The bottom line is the only solution banking, Wall Street and the Fed have left is to substantially increase demand and put people to work and the only way that can happen is for the government to spend more, tax less, and for the Fed to increase money and credit – otherwise it is over. That is not really the right thing to do, but that is what they have to do – otherwise it is a deflationary depression. This is what the US has done over and over since WWII, only this time it’s different. The flip side of such policy positions is the tremendous debt that is created. Not only is debt piled up on debt, but the value of the dollar suffers as the world’s reserve currency, not only against other currencies, but even more so versus gold. Does the rest of the world really want to accumulate a currency of declining value? Over this past year China has sold $100 billion of US Treasuries. Could it be that the exodus from the dollars has already begun? Of course it has.
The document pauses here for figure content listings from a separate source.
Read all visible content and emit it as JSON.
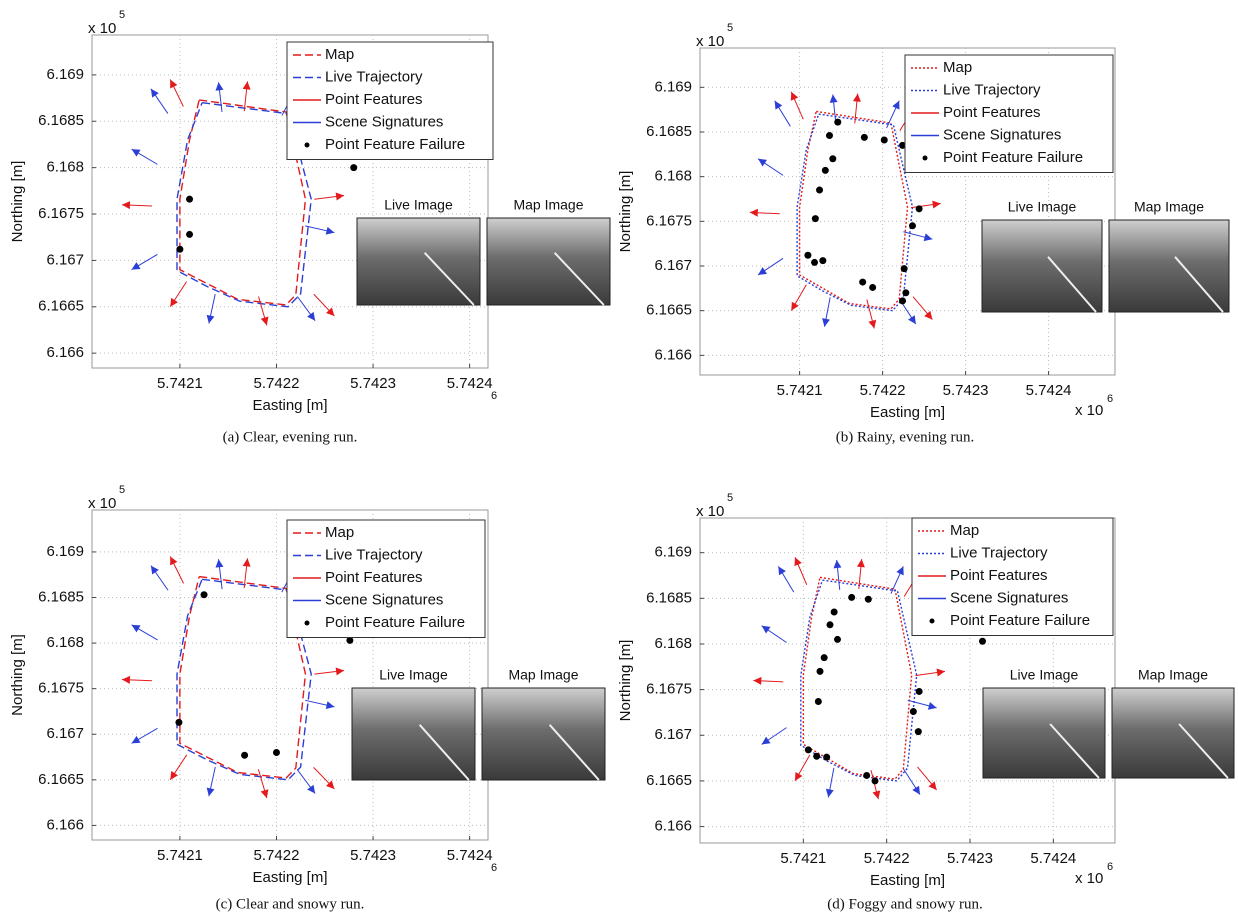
{
  "chart_data": [
    {
      "type": "line",
      "caption": "(a) Clear, evening run.",
      "xlabel": "Easting [m]",
      "ylabel": "Northing [m]",
      "y_multiplier": {
        "base": "x 10",
        "exponent": "5"
      },
      "x_multiplier": {
        "exponent": "6"
      },
      "xlim": [
        5.742009,
        5.742419
      ],
      "ylim": [
        6.16584,
        6.16943
      ],
      "xticks": [
        5.7421,
        5.7422,
        5.7423,
        5.7424
      ],
      "yticks": [
        6.166,
        6.1665,
        6.167,
        6.1675,
        6.168,
        6.1685,
        6.169
      ],
      "grid": true,
      "images": [
        "Live Image",
        "Map Image"
      ],
      "series": [
        {
          "name": "Map",
          "color": "#e41a1c",
          "style": "dashed",
          "x": [
            5.74212,
            5.74221,
            5.74223,
            5.74222,
            5.74221,
            5.74216,
            5.74213,
            5.7421,
            5.7421,
            5.74211,
            5.74212
          ],
          "values": [
            6.16873,
            6.1686,
            6.16766,
            6.16663,
            6.16652,
            6.16658,
            6.16674,
            6.1669,
            6.16766,
            6.1683,
            6.16873
          ]
        },
        {
          "name": "Live Trajectory",
          "color": "#2b3fd6",
          "style": "dashed",
          "x": [
            5.742123,
            5.742213,
            5.742236,
            5.742225,
            5.742212,
            5.742162,
            5.742128,
            5.742097,
            5.742097,
            5.742108,
            5.742123
          ],
          "values": [
            6.1687,
            6.16858,
            6.16766,
            6.16664,
            6.1665,
            6.16656,
            6.16672,
            6.16689,
            6.16766,
            6.1683,
            6.1687
          ]
        },
        {
          "name": "Point Features",
          "color": "#e41a1c",
          "style": "arrows",
          "x": [
            5.74209,
            5.74217,
            5.74224,
            5.74227,
            5.74226,
            5.74219,
            5.74209,
            5.74204
          ],
          "values": [
            6.16895,
            6.16893,
            6.1688,
            6.1677,
            6.1664,
            6.1663,
            6.1665,
            6.1676
          ]
        },
        {
          "name": "Scene Signatures",
          "color": "#2b3fd6",
          "style": "arrows",
          "x": [
            5.74207,
            5.74214,
            5.74222,
            5.74226,
            5.74224,
            5.74213,
            5.74205,
            5.74205
          ],
          "values": [
            6.16885,
            6.16892,
            6.16885,
            6.1673,
            6.16635,
            6.16632,
            6.1669,
            6.1682
          ]
        },
        {
          "name": "Point Feature Failure",
          "color": "#000000",
          "style": "points",
          "x": [
            5.74211,
            5.74211,
            5.7421,
            5.74228
          ],
          "values": [
            6.16766,
            6.16728,
            6.16712,
            6.168
          ]
        }
      ]
    },
    {
      "type": "line",
      "caption": "(b) Rainy, evening run.",
      "xlabel": "Easting [m]",
      "ylabel": "Northing [m]",
      "y_multiplier": {
        "base": "x 10",
        "exponent": "5"
      },
      "x_multiplier": {
        "base": "x 10",
        "exponent": "6"
      },
      "xlim": [
        5.74198,
        5.74248
      ],
      "ylim": [
        6.16578,
        6.16944
      ],
      "xticks": [
        5.7421,
        5.7422,
        5.7423,
        5.7424
      ],
      "yticks": [
        6.166,
        6.1665,
        6.167,
        6.1675,
        6.168,
        6.1685,
        6.169
      ],
      "grid": true,
      "images": [
        "Live Image",
        "Map Image"
      ],
      "series": [
        {
          "name": "Map",
          "color": "#e41a1c",
          "style": "dotted",
          "x": [
            5.74212,
            5.74221,
            5.74223,
            5.74222,
            5.74221,
            5.74216,
            5.74213,
            5.7421,
            5.7421,
            5.74211,
            5.74212
          ],
          "values": [
            6.16873,
            6.1686,
            6.16766,
            6.16663,
            6.16652,
            6.16658,
            6.16674,
            6.1669,
            6.16766,
            6.1683,
            6.16873
          ]
        },
        {
          "name": "Live Trajectory",
          "color": "#2b3fd6",
          "style": "dotted",
          "x": [
            5.742123,
            5.742213,
            5.742236,
            5.742225,
            5.742212,
            5.742162,
            5.742128,
            5.742097,
            5.742097,
            5.742108,
            5.742123
          ],
          "values": [
            6.1687,
            6.16858,
            6.16766,
            6.16664,
            6.1665,
            6.16656,
            6.16672,
            6.16689,
            6.16766,
            6.1683,
            6.1687
          ]
        },
        {
          "name": "Point Features",
          "color": "#e41a1c",
          "style": "arrows",
          "x": [
            5.74209,
            5.74217,
            5.74224,
            5.74227,
            5.74226,
            5.74219,
            5.74209,
            5.74204
          ],
          "values": [
            6.16895,
            6.16893,
            6.1688,
            6.1677,
            6.1664,
            6.1663,
            6.1665,
            6.1676
          ]
        },
        {
          "name": "Scene Signatures",
          "color": "#2b3fd6",
          "style": "arrows",
          "x": [
            5.74207,
            5.74214,
            5.74222,
            5.74226,
            5.74224,
            5.74213,
            5.74205,
            5.74205
          ],
          "values": [
            6.16885,
            6.16892,
            6.16885,
            6.1673,
            6.16635,
            6.16632,
            6.1669,
            6.1682
          ]
        },
        {
          "name": "Point Feature Failure",
          "color": "#000000",
          "style": "points",
          "x": [
            5.742146,
            5.742136,
            5.74214,
            5.742131,
            5.742124,
            5.742119,
            5.74211,
            5.742118,
            5.742128,
            5.742178,
            5.742202,
            5.742224,
            5.742244,
            5.742236,
            5.742226,
            5.742228,
            5.742224,
            5.742176,
            5.742188
          ],
          "values": [
            6.16861,
            6.16846,
            6.1682,
            6.16807,
            6.16785,
            6.16753,
            6.16712,
            6.16704,
            6.16706,
            6.16844,
            6.16841,
            6.16835,
            6.16764,
            6.16745,
            6.16697,
            6.1667,
            6.16661,
            6.16682,
            6.16676
          ]
        }
      ]
    },
    {
      "type": "line",
      "caption": "(c) Clear and snowy run.",
      "xlabel": "Easting [m]",
      "ylabel": "Northing [m]",
      "y_multiplier": {
        "base": "x 10",
        "exponent": "5"
      },
      "x_multiplier": {
        "exponent": "6"
      },
      "xlim": [
        5.742009,
        5.742419
      ],
      "ylim": [
        6.16584,
        6.16946
      ],
      "xticks": [
        5.7421,
        5.7422,
        5.7423,
        5.7424
      ],
      "yticks": [
        6.166,
        6.1665,
        6.167,
        6.1675,
        6.168,
        6.1685,
        6.169
      ],
      "grid": true,
      "images": [
        "Live Image",
        "Map Image"
      ],
      "series": [
        {
          "name": "Map",
          "color": "#e41a1c",
          "style": "dashed",
          "x": [
            5.74212,
            5.74221,
            5.74223,
            5.74222,
            5.74221,
            5.74216,
            5.74213,
            5.7421,
            5.7421,
            5.74211,
            5.74212
          ],
          "values": [
            6.16873,
            6.1686,
            6.16766,
            6.16663,
            6.16652,
            6.16658,
            6.16674,
            6.1669,
            6.16766,
            6.1683,
            6.16873
          ]
        },
        {
          "name": "Live Trajectory",
          "color": "#2b3fd6",
          "style": "dashed",
          "x": [
            5.742123,
            5.742213,
            5.742236,
            5.742225,
            5.742212,
            5.742162,
            5.742128,
            5.742097,
            5.742097,
            5.742108,
            5.742123
          ],
          "values": [
            6.1687,
            6.16858,
            6.16766,
            6.16664,
            6.1665,
            6.16656,
            6.16672,
            6.16689,
            6.16766,
            6.1683,
            6.1687
          ]
        },
        {
          "name": "Point Features",
          "color": "#e41a1c",
          "style": "arrows",
          "x": [
            5.74209,
            5.74217,
            5.74224,
            5.74227,
            5.74226,
            5.74219,
            5.74209,
            5.74204
          ],
          "values": [
            6.16895,
            6.16893,
            6.1688,
            6.1677,
            6.1664,
            6.1663,
            6.1665,
            6.1676
          ]
        },
        {
          "name": "Scene Signatures",
          "color": "#2b3fd6",
          "style": "arrows",
          "x": [
            5.74207,
            5.74214,
            5.74222,
            5.74226,
            5.74224,
            5.74213,
            5.74205,
            5.74205
          ],
          "values": [
            6.16885,
            6.16892,
            6.16885,
            6.1673,
            6.16635,
            6.16632,
            6.1669,
            6.1682
          ]
        },
        {
          "name": "Point Feature Failure",
          "color": "#000000",
          "style": "points",
          "x": [
            5.742125,
            5.742099,
            5.742167,
            5.7422,
            5.742276
          ],
          "values": [
            6.16853,
            6.16713,
            6.16677,
            6.1668,
            6.16803
          ]
        }
      ]
    },
    {
      "type": "line",
      "caption": "(d) Foggy and snowy run.",
      "xlabel": "Easting [m]",
      "ylabel": "Northing [m]",
      "y_multiplier": {
        "base": "x 10",
        "exponent": "5"
      },
      "x_multiplier": {
        "base": "x 10",
        "exponent": "6"
      },
      "xlim": [
        5.741976,
        5.742474
      ],
      "ylim": [
        6.16582,
        6.16938
      ],
      "xticks": [
        5.7421,
        5.7422,
        5.7423,
        5.7424
      ],
      "yticks": [
        6.166,
        6.1665,
        6.167,
        6.1675,
        6.168,
        6.1685,
        6.169
      ],
      "grid": true,
      "images": [
        "Live Image",
        "Map Image"
      ],
      "series": [
        {
          "name": "Map",
          "color": "#e41a1c",
          "style": "dotted",
          "x": [
            5.74212,
            5.74221,
            5.74223,
            5.74222,
            5.74221,
            5.74216,
            5.74213,
            5.7421,
            5.7421,
            5.74211,
            5.74212
          ],
          "values": [
            6.16873,
            6.1686,
            6.16766,
            6.16663,
            6.16652,
            6.16658,
            6.16674,
            6.1669,
            6.16766,
            6.1683,
            6.16873
          ]
        },
        {
          "name": "Live Trajectory",
          "color": "#2b3fd6",
          "style": "dotted",
          "x": [
            5.742123,
            5.742213,
            5.742236,
            5.742225,
            5.742212,
            5.742162,
            5.742128,
            5.742097,
            5.742097,
            5.742108,
            5.742123
          ],
          "values": [
            6.1687,
            6.16858,
            6.16766,
            6.16664,
            6.1665,
            6.16656,
            6.16672,
            6.16689,
            6.16766,
            6.1683,
            6.1687
          ]
        },
        {
          "name": "Point Features",
          "color": "#e41a1c",
          "style": "arrows",
          "x": [
            5.74209,
            5.74217,
            5.74224,
            5.74227,
            5.74226,
            5.74219,
            5.74209,
            5.74204
          ],
          "values": [
            6.16895,
            6.16893,
            6.1688,
            6.1677,
            6.1664,
            6.1663,
            6.1665,
            6.1676
          ]
        },
        {
          "name": "Scene Signatures",
          "color": "#2b3fd6",
          "style": "arrows",
          "x": [
            5.74207,
            5.74214,
            5.74222,
            5.74226,
            5.74224,
            5.74213,
            5.74205,
            5.74205
          ],
          "values": [
            6.16885,
            6.16892,
            6.16885,
            6.1673,
            6.16635,
            6.16632,
            6.1669,
            6.1682
          ]
        },
        {
          "name": "Point Feature Failure",
          "color": "#000000",
          "style": "points",
          "x": [
            5.742137,
            5.742132,
            5.742141,
            5.742125,
            5.74212,
            5.742118,
            5.742106,
            5.742116,
            5.742128,
            5.742158,
            5.742178,
            5.742239,
            5.742232,
            5.742238,
            5.742176,
            5.742186,
            5.742315
          ],
          "values": [
            6.16835,
            6.16821,
            6.16805,
            6.16785,
            6.1677,
            6.16737,
            6.16684,
            6.16677,
            6.16676,
            6.16851,
            6.16849,
            6.16748,
            6.16726,
            6.16704,
            6.16656,
            6.1665,
            6.16803
          ]
        }
      ]
    }
  ]
}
Many people would like to believe this terrible situation is the result of incompetence. The bureaucrats and others who run economic and political policy knows what they are doing won’t work. They have been playing for time only a game of musical chairs. Just look at what the Fed is doing. It wants to sell toxic waste back to the banks it bought it from, supposedly to clear its books. That may very well be true, but it doesn’t want the public to know what they paid and then sold for. If that ever hits the market the market for MBS and CDOs would collapse. It’s nothing more than a 3-card Monte game. We know one of the excuses for creating the fed was the ability to have an elastic currency, but this is going a little too far. We believe Fed losses are well over $1 trillion and other central banks, or other parties are holding losses.